That Leadnomics lawsuit got dismissed

A Chicago man sued Leadnomics and another University City tech company that's been linked to 50onRed, but after two-and-a-half years, the legal saga is over.

Leadnomics' office at 3020 Market St., March 2015.

(Photo by Juliana Reyes)

After two-and-a-half years, a lawsuit against Leadnomics and another University City tech company has been dismissed, according to court documents.
The other University City tech company named in the suit, listed as International Web Services, has been linked to 50onRed, which formerly shared space with Leadnomics and shares Stephen Gill as a cofounder. Gill, who’s the CEO of 50onRed, previously declined to comment on the suit and has not responded to our latest questions about it.

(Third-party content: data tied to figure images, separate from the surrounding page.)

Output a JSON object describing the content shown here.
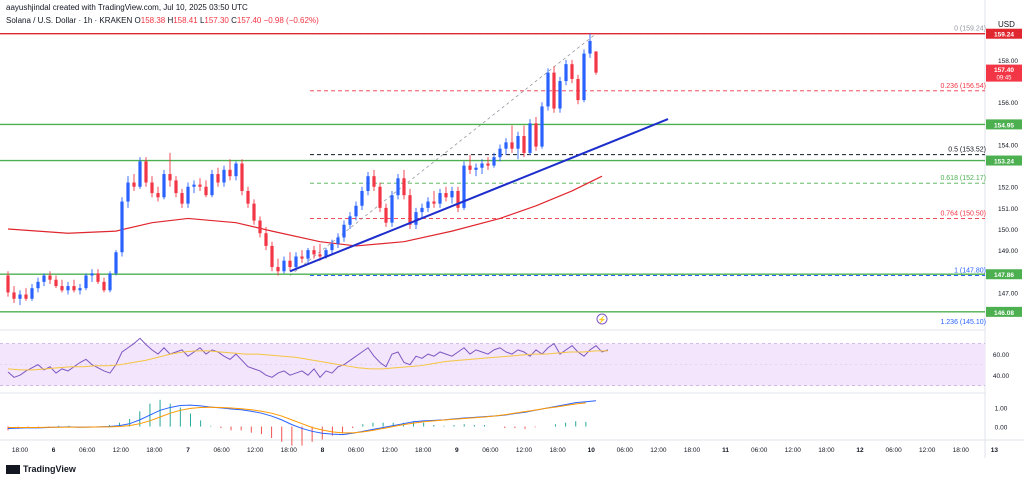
{
  "header": {
    "credit": "aayushjindal created with TradingView.com, Jul 10, 2025 03:50 UTC",
    "symbol": "Solana / U.S. Dollar · 1h · KRAKEN",
    "o_label": "O",
    "o": "158.38",
    "h_label": "H",
    "h": "158.41",
    "l_label": "L",
    "l": "157.30",
    "c_label": "C",
    "c": "157.40",
    "change": "−0.98 (−0.62%)",
    "currency": "USD"
  },
  "footer": {
    "brand": "TradingView"
  },
  "colors": {
    "up": "#2962ff",
    "down": "#f23645",
    "level": "#4caf50",
    "trend": "#1e2ecc",
    "sma": "#e0262e",
    "fib": "#f23645",
    "fib_green": "#4caf50",
    "fib_blue": "#2962ff",
    "rsi": "#7e57c2",
    "rsi_ma": "#f5c542",
    "macd": "#2962ff",
    "macd_signal": "#ff9800",
    "hist": "#26a69a",
    "hist_neg": "#ef5350"
  },
  "chart_data": {
    "type": "candlestick",
    "price_scale": {
      "ticks": [
        "158.00",
        "156.00",
        "155.00",
        "154.00",
        "152.00",
        "151.00",
        "150.00",
        "149.00",
        "147.00"
      ],
      "current_price": "157.40",
      "countdown": "09:45"
    },
    "time_ticks": [
      "18:00",
      "6",
      "06:00",
      "12:00",
      "18:00",
      "7",
      "06:00",
      "12:00",
      "18:00",
      "8",
      "06:00",
      "12:00",
      "18:00",
      "9",
      "06:00",
      "12:00",
      "18:00",
      "10",
      "06:00",
      "12:00",
      "18:00",
      "11",
      "06:00",
      "12:00",
      "18:00",
      "12",
      "06:00",
      "12:00",
      "18:00",
      "13"
    ],
    "candles": [
      {
        "o": 147.8,
        "h": 148.0,
        "l": 146.8,
        "c": 147.0
      },
      {
        "o": 147.0,
        "h": 147.3,
        "l": 146.5,
        "c": 146.7
      },
      {
        "o": 146.7,
        "h": 147.1,
        "l": 146.4,
        "c": 146.9
      },
      {
        "o": 146.9,
        "h": 147.2,
        "l": 146.6,
        "c": 146.7
      },
      {
        "o": 146.7,
        "h": 147.4,
        "l": 146.6,
        "c": 147.2
      },
      {
        "o": 147.2,
        "h": 147.7,
        "l": 147.0,
        "c": 147.5
      },
      {
        "o": 147.5,
        "h": 147.9,
        "l": 147.3,
        "c": 147.8
      },
      {
        "o": 147.8,
        "h": 148.0,
        "l": 147.4,
        "c": 147.6
      },
      {
        "o": 147.6,
        "h": 147.8,
        "l": 147.2,
        "c": 147.3
      },
      {
        "o": 147.3,
        "h": 147.6,
        "l": 147.0,
        "c": 147.1
      },
      {
        "o": 147.1,
        "h": 147.5,
        "l": 146.9,
        "c": 147.3
      },
      {
        "o": 147.3,
        "h": 147.6,
        "l": 147.0,
        "c": 147.1
      },
      {
        "o": 147.1,
        "h": 147.4,
        "l": 146.9,
        "c": 147.2
      },
      {
        "o": 147.2,
        "h": 147.9,
        "l": 147.1,
        "c": 147.8
      },
      {
        "o": 147.8,
        "h": 148.1,
        "l": 147.5,
        "c": 147.9
      },
      {
        "o": 147.9,
        "h": 148.1,
        "l": 147.4,
        "c": 147.5
      },
      {
        "o": 147.5,
        "h": 147.7,
        "l": 147.0,
        "c": 147.1
      },
      {
        "o": 147.1,
        "h": 148.0,
        "l": 147.0,
        "c": 147.9
      },
      {
        "o": 147.9,
        "h": 149.0,
        "l": 147.8,
        "c": 148.9
      },
      {
        "o": 148.9,
        "h": 151.5,
        "l": 148.7,
        "c": 151.3
      },
      {
        "o": 151.3,
        "h": 152.5,
        "l": 151.0,
        "c": 152.2
      },
      {
        "o": 152.2,
        "h": 152.6,
        "l": 151.8,
        "c": 152.0
      },
      {
        "o": 152.0,
        "h": 153.4,
        "l": 151.9,
        "c": 153.2
      },
      {
        "o": 153.2,
        "h": 153.4,
        "l": 152.0,
        "c": 152.2
      },
      {
        "o": 152.2,
        "h": 152.5,
        "l": 151.5,
        "c": 151.7
      },
      {
        "o": 151.7,
        "h": 152.0,
        "l": 151.3,
        "c": 151.5
      },
      {
        "o": 151.5,
        "h": 152.8,
        "l": 151.4,
        "c": 152.6
      },
      {
        "o": 152.6,
        "h": 153.6,
        "l": 152.0,
        "c": 152.3
      },
      {
        "o": 152.3,
        "h": 152.5,
        "l": 151.5,
        "c": 151.7
      },
      {
        "o": 151.7,
        "h": 151.9,
        "l": 151.0,
        "c": 151.2
      },
      {
        "o": 151.2,
        "h": 152.2,
        "l": 151.0,
        "c": 152.0
      },
      {
        "o": 152.0,
        "h": 152.3,
        "l": 151.7,
        "c": 152.1
      },
      {
        "o": 152.1,
        "h": 152.4,
        "l": 151.8,
        "c": 152.0
      },
      {
        "o": 152.0,
        "h": 152.3,
        "l": 151.5,
        "c": 151.6
      },
      {
        "o": 151.6,
        "h": 152.8,
        "l": 151.5,
        "c": 152.6
      },
      {
        "o": 152.6,
        "h": 152.9,
        "l": 152.0,
        "c": 152.2
      },
      {
        "o": 152.2,
        "h": 153.0,
        "l": 152.0,
        "c": 152.8
      },
      {
        "o": 152.8,
        "h": 153.3,
        "l": 152.3,
        "c": 152.5
      },
      {
        "o": 152.5,
        "h": 153.2,
        "l": 152.3,
        "c": 153.1
      },
      {
        "o": 153.1,
        "h": 153.3,
        "l": 151.6,
        "c": 151.8
      },
      {
        "o": 151.8,
        "h": 152.0,
        "l": 151.0,
        "c": 151.2
      },
      {
        "o": 151.2,
        "h": 151.4,
        "l": 150.2,
        "c": 150.4
      },
      {
        "o": 150.4,
        "h": 150.6,
        "l": 149.6,
        "c": 149.8
      },
      {
        "o": 149.8,
        "h": 150.1,
        "l": 149.0,
        "c": 149.2
      },
      {
        "o": 149.2,
        "h": 149.4,
        "l": 148.0,
        "c": 148.2
      },
      {
        "o": 148.2,
        "h": 148.6,
        "l": 147.8,
        "c": 148.0
      },
      {
        "o": 148.0,
        "h": 148.7,
        "l": 147.9,
        "c": 148.5
      },
      {
        "o": 148.5,
        "h": 148.9,
        "l": 148.0,
        "c": 148.2
      },
      {
        "o": 148.2,
        "h": 148.9,
        "l": 148.1,
        "c": 148.7
      },
      {
        "o": 148.7,
        "h": 149.0,
        "l": 148.4,
        "c": 148.6
      },
      {
        "o": 148.6,
        "h": 149.1,
        "l": 148.4,
        "c": 149.0
      },
      {
        "o": 149.0,
        "h": 149.2,
        "l": 148.6,
        "c": 148.8
      },
      {
        "o": 148.8,
        "h": 149.3,
        "l": 148.5,
        "c": 148.7
      },
      {
        "o": 148.7,
        "h": 149.1,
        "l": 148.6,
        "c": 149.0
      },
      {
        "o": 149.0,
        "h": 149.5,
        "l": 148.8,
        "c": 149.3
      },
      {
        "o": 149.3,
        "h": 149.8,
        "l": 149.1,
        "c": 149.6
      },
      {
        "o": 149.6,
        "h": 150.4,
        "l": 149.4,
        "c": 150.2
      },
      {
        "o": 150.2,
        "h": 150.8,
        "l": 150.0,
        "c": 150.6
      },
      {
        "o": 150.6,
        "h": 151.3,
        "l": 150.4,
        "c": 151.1
      },
      {
        "o": 151.1,
        "h": 152.0,
        "l": 150.9,
        "c": 151.8
      },
      {
        "o": 151.8,
        "h": 152.7,
        "l": 151.6,
        "c": 152.5
      },
      {
        "o": 152.5,
        "h": 152.8,
        "l": 151.8,
        "c": 152.0
      },
      {
        "o": 152.0,
        "h": 152.2,
        "l": 150.8,
        "c": 151.0
      },
      {
        "o": 151.0,
        "h": 151.2,
        "l": 150.1,
        "c": 150.3
      },
      {
        "o": 150.3,
        "h": 151.8,
        "l": 150.1,
        "c": 151.6
      },
      {
        "o": 151.6,
        "h": 152.6,
        "l": 151.4,
        "c": 152.4
      },
      {
        "o": 152.4,
        "h": 152.8,
        "l": 151.4,
        "c": 151.6
      },
      {
        "o": 151.6,
        "h": 151.9,
        "l": 150.0,
        "c": 150.2
      },
      {
        "o": 150.2,
        "h": 151.0,
        "l": 150.0,
        "c": 150.8
      },
      {
        "o": 150.8,
        "h": 151.2,
        "l": 150.5,
        "c": 151.0
      },
      {
        "o": 151.0,
        "h": 151.5,
        "l": 150.8,
        "c": 151.3
      },
      {
        "o": 151.3,
        "h": 151.8,
        "l": 151.0,
        "c": 151.2
      },
      {
        "o": 151.2,
        "h": 151.9,
        "l": 151.0,
        "c": 151.7
      },
      {
        "o": 151.7,
        "h": 152.0,
        "l": 151.3,
        "c": 151.5
      },
      {
        "o": 151.5,
        "h": 152.0,
        "l": 151.2,
        "c": 151.8
      },
      {
        "o": 151.8,
        "h": 152.0,
        "l": 150.8,
        "c": 151.0
      },
      {
        "o": 151.0,
        "h": 153.2,
        "l": 150.9,
        "c": 153.0
      },
      {
        "o": 153.0,
        "h": 153.5,
        "l": 152.6,
        "c": 152.8
      },
      {
        "o": 152.8,
        "h": 153.1,
        "l": 152.5,
        "c": 152.9
      },
      {
        "o": 152.9,
        "h": 153.3,
        "l": 152.6,
        "c": 153.1
      },
      {
        "o": 153.1,
        "h": 153.4,
        "l": 152.8,
        "c": 153.0
      },
      {
        "o": 153.0,
        "h": 153.6,
        "l": 152.9,
        "c": 153.4
      },
      {
        "o": 153.4,
        "h": 154.0,
        "l": 153.2,
        "c": 153.8
      },
      {
        "o": 153.8,
        "h": 154.3,
        "l": 153.5,
        "c": 154.1
      },
      {
        "o": 154.1,
        "h": 154.9,
        "l": 153.6,
        "c": 153.8
      },
      {
        "o": 153.8,
        "h": 154.6,
        "l": 153.3,
        "c": 154.4
      },
      {
        "o": 154.4,
        "h": 154.9,
        "l": 153.4,
        "c": 153.6
      },
      {
        "o": 153.6,
        "h": 155.2,
        "l": 153.5,
        "c": 155.0
      },
      {
        "o": 155.0,
        "h": 155.3,
        "l": 153.7,
        "c": 153.9
      },
      {
        "o": 153.9,
        "h": 156.0,
        "l": 153.8,
        "c": 155.8
      },
      {
        "o": 155.8,
        "h": 157.6,
        "l": 155.6,
        "c": 157.4
      },
      {
        "o": 157.4,
        "h": 157.7,
        "l": 155.5,
        "c": 155.7
      },
      {
        "o": 155.7,
        "h": 157.2,
        "l": 155.5,
        "c": 157.0
      },
      {
        "o": 157.0,
        "h": 158.0,
        "l": 156.8,
        "c": 157.8
      },
      {
        "o": 157.8,
        "h": 158.0,
        "l": 156.9,
        "c": 157.1
      },
      {
        "o": 157.1,
        "h": 157.3,
        "l": 155.9,
        "c": 156.1
      },
      {
        "o": 156.1,
        "h": 158.5,
        "l": 156.0,
        "c": 158.3
      },
      {
        "o": 158.3,
        "h": 159.24,
        "l": 158.1,
        "c": 158.9
      },
      {
        "o": 158.4,
        "h": 158.41,
        "l": 157.3,
        "c": 157.4
      }
    ],
    "sma": [
      {
        "i": 0,
        "v": 150.0
      },
      {
        "i": 10,
        "v": 149.8
      },
      {
        "i": 18,
        "v": 149.9
      },
      {
        "i": 24,
        "v": 150.3
      },
      {
        "i": 30,
        "v": 150.5
      },
      {
        "i": 38,
        "v": 150.3
      },
      {
        "i": 44,
        "v": 149.9
      },
      {
        "i": 52,
        "v": 149.4
      },
      {
        "i": 58,
        "v": 149.2
      },
      {
        "i": 66,
        "v": 149.4
      },
      {
        "i": 74,
        "v": 149.9
      },
      {
        "i": 82,
        "v": 150.5
      },
      {
        "i": 88,
        "v": 151.1
      },
      {
        "i": 94,
        "v": 151.8
      },
      {
        "i": 99,
        "v": 152.5
      }
    ],
    "horizontal_levels": [
      {
        "price": 159.24,
        "label": "159.24",
        "color": "red"
      },
      {
        "price": 154.95,
        "label": "154.95",
        "color": "green"
      },
      {
        "price": 153.24,
        "label": "153.24",
        "color": "green"
      },
      {
        "price": 147.86,
        "label": "147.86",
        "color": "green"
      },
      {
        "price": 146.08,
        "label": "146.08",
        "color": "green"
      }
    ],
    "trendline": {
      "i1": 47,
      "p1": 148.0,
      "i2": 110,
      "p2": 155.2
    },
    "fib_diag": {
      "i1": 47,
      "p1": 147.8,
      "i2": 98,
      "p2": 159.24
    },
    "fibonacci": [
      {
        "ratio": "0",
        "price": 159.24,
        "label": "0 (159.24)",
        "color": "gray"
      },
      {
        "ratio": "0.236",
        "price": 156.54,
        "label": "0.236 (156.54)",
        "color": "red"
      },
      {
        "ratio": "0.5",
        "price": 153.52,
        "label": "0.5 (153.52)",
        "color": "dark"
      },
      {
        "ratio": "0.618",
        "price": 152.17,
        "label": "0.618 (152.17)",
        "color": "green"
      },
      {
        "ratio": "0.764",
        "price": 150.5,
        "label": "0.764 (150.50)",
        "color": "red"
      },
      {
        "ratio": "1",
        "price": 147.8,
        "label": "1 (147.80)",
        "color": "blue"
      },
      {
        "ratio": "1.236",
        "price": 145.1,
        "label": "1.236 (145.10)",
        "color": "blue"
      }
    ],
    "rsi": {
      "ticks": [
        "60.00",
        "40.00"
      ],
      "values": [
        43,
        38,
        40,
        44,
        47,
        50,
        45,
        48,
        42,
        46,
        44,
        48,
        52,
        55,
        50,
        47,
        44,
        42,
        50,
        62,
        66,
        70,
        75,
        69,
        64,
        60,
        66,
        60,
        62,
        64,
        58,
        62,
        66,
        60,
        64,
        62,
        58,
        55,
        60,
        54,
        48,
        46,
        44,
        40,
        38,
        42,
        44,
        40,
        42,
        44,
        40,
        46,
        38,
        44,
        42,
        48,
        50,
        54,
        58,
        62,
        66,
        58,
        52,
        48,
        60,
        62,
        52,
        50,
        58,
        56,
        60,
        58,
        62,
        60,
        58,
        62,
        66,
        60,
        64,
        62,
        60,
        64,
        66,
        62,
        60,
        64,
        62,
        58,
        64,
        60,
        66,
        70,
        60,
        64,
        68,
        62,
        58,
        64,
        68,
        62,
        64
      ],
      "ma": [
        46,
        45,
        45,
        46,
        47,
        48,
        48,
        49,
        49,
        50,
        52,
        54,
        57,
        60,
        62,
        63,
        63,
        62,
        61,
        60,
        60,
        59,
        58,
        57,
        55,
        53,
        51,
        49,
        47,
        46,
        46,
        47,
        48,
        49,
        51,
        53,
        54,
        55,
        56,
        57,
        58,
        59,
        60,
        60,
        61,
        62,
        62,
        63,
        63
      ]
    },
    "macd": {
      "ticks": [
        "1.00",
        "0.00"
      ],
      "macd": [
        -0.1,
        -0.08,
        -0.06,
        -0.07,
        -0.05,
        -0.03,
        -0.02,
        -0.04,
        -0.03,
        -0.02,
        0.0,
        0.05,
        0.15,
        0.35,
        0.6,
        0.85,
        1.0,
        1.1,
        1.12,
        1.08,
        1.02,
        0.98,
        0.92,
        0.88,
        0.8,
        0.7,
        0.55,
        0.35,
        0.1,
        -0.1,
        -0.25,
        -0.35,
        -0.4,
        -0.42,
        -0.35,
        -0.25,
        -0.15,
        -0.05,
        0.05,
        0.15,
        0.25,
        0.3,
        0.32,
        0.35,
        0.4,
        0.45,
        0.48,
        0.52,
        0.55,
        0.6,
        0.68,
        0.75,
        0.85,
        0.95,
        1.05,
        1.15,
        1.25,
        1.3,
        1.35
      ],
      "signal": [
        -0.05,
        -0.05,
        -0.05,
        -0.05,
        -0.04,
        -0.04,
        -0.03,
        -0.03,
        -0.03,
        -0.02,
        -0.02,
        0.0,
        0.05,
        0.15,
        0.3,
        0.5,
        0.7,
        0.85,
        0.95,
        1.0,
        1.01,
        1.0,
        0.97,
        0.93,
        0.88,
        0.8,
        0.7,
        0.55,
        0.35,
        0.15,
        -0.05,
        -0.18,
        -0.28,
        -0.33,
        -0.33,
        -0.28,
        -0.2,
        -0.1,
        0.0,
        0.1,
        0.18,
        0.25,
        0.3,
        0.34,
        0.38,
        0.42,
        0.46,
        0.5,
        0.55,
        0.62,
        0.7,
        0.78,
        0.86,
        0.95,
        1.02,
        1.1,
        1.18,
        1.24
      ]
    }
  }
}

We first reported on the lawsuit in April.
Leadnomics and International Web Services shared legal counsel for the case, according to court documents. Leadnomics COO Michael O’Hara declined to comment when asked if International Web Services was 50onRed.
The matter at hand in the suit: A Chicago man named Dan Halperin alleged that the two companies were selling ad space on websites that they didn’t actually own the rights to. It might sound weird, but it’s a fairly common practice in the online advertising space: it’s called ad injection. That’s not what Leadnomics does — Leadnomics sells leads to insurance companies. It’s not clear if that’s what 50onRed does, though 50onRed sister company RightAction has been linked to the practice, according to this Ad Age report.
When asked if 50onRed injects ads, Gill did not respond to a request for comment.
Is it strange that Leadnomics would be named in a suit that ostensibly has nothing to do with its business practices?
Kind of. Call it the hazards of association.
“We were often painted by the same brush because we shared an office,” O’Hara, the Leadnomics COO, said.
Last year, after five years of sharing an office with 50onRed and RightAction at the Cira Centre, Leadnomics moved into its own space. The company had outgrown the shared office and needed a space of its own, Leadnomics CEO Zach Robbins told us earlier this year. But it was also a way to distinguish itself from its sister companies. Robbins said he was tired of people confusing one company for the other.
When we spoke to O’Hara on the phone about the suit, he said that Leadnomics did not move into a new office specifically to distance itself from 50onRed and RightAction.
“Both companies have grown so strong in their own direction,” he said, adding that it’s a benefit that “we’re not easily bucketed with the pros and the cons of another business.”